Maduro mengatakan ini adalah kekalahan terbaru dari daftar kekalahan yang terus bertambah dalam status quo olahraga tersebut, menyusul keputusan CJEU baru-baru ini dalam kasus-kasus yang melibatkan FIFA, International Skating Union, dan UEFA.

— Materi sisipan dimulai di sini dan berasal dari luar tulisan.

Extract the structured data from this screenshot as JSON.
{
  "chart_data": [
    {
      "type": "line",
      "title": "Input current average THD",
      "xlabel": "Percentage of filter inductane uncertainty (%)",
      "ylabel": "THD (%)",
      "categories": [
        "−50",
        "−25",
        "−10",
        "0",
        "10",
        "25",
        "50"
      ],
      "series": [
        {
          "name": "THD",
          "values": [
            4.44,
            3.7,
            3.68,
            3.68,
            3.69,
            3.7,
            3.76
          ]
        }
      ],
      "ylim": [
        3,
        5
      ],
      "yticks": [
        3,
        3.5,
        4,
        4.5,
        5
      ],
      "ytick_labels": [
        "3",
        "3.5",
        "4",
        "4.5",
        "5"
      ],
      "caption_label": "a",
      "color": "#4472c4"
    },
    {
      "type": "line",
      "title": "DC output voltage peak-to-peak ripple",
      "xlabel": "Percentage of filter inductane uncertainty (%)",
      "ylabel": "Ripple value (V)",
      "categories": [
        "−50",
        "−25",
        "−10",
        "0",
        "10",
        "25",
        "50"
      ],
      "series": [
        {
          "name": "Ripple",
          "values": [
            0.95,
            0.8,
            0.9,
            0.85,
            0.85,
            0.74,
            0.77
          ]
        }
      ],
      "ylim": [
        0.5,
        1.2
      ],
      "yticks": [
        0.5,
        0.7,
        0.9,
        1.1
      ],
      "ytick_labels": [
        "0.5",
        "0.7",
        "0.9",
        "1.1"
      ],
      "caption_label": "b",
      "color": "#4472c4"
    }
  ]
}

Yang paling menonjol adalah keputusan tahun 2023 dalam kasus Liga Super Eropa, yang memutuskan bahwa ancaman FIFA dan UEFA untuk menjatuhkan sanksi pencegahan terhadap klub dan pemain yang awalnya terdaftar untuk kompetisi tersebut adalah ilegal, dan tahun lalu FIFA ada beberapa kompetisi internasional. aturan. Dalam kasus yang diprakarsai oleh Lassana Diarra, mantan gelandang “Chelsea”, “Arsenal” dan “Real”, ditemukan bahwa transfer tersebut melanggar hukum Uni Eropa.

lebih dalam

Masuk lebih dalam

Apakah Liga Super kembali? Apa maksud dan makna dari keputusan penting Pengadilan Eropa

berbicara dengan “Atletis”Antoine Duval, kepala Asser Center for International Sports Law yang berbasis di Den Haag, mengatakan: “Jika pengadilan mengikuti pendapatnya, penghargaan CAS apa pun dapat digugat di pengadilan nasional mana pun bahkan setelah peninjauan oleh Pengadilan Federal Swiss. Uni Eropa, berdasarkan hukum Uni Eropa.

“Itu mahal dan memakan waktu, sehingga hanya sedikit atlet dan klub yang mampu membelinya, dan tidak membawa kemenangan bagi lawan. Namun, hal ini setidaknya meringankan kesulitan-kesulitan tersebut dan pada akhirnya bergantung pada CJEU.

“Pada dasarnya, jika ECJ menyetujuinya, maka ECJ akan semakin memperkuat posisinya sebagai pengadilan pilihan terakhir untuk meninjau tata kelola olahraga transnasional.”

Singkatnya, praktik pemerintahan mandiri dan tidak membawa perselisihan ke pengadilan selama puluhan tahun telah berakhir.

“Atletis” menghubungi CAS, FIFA dan UEFA untuk memberikan komentar.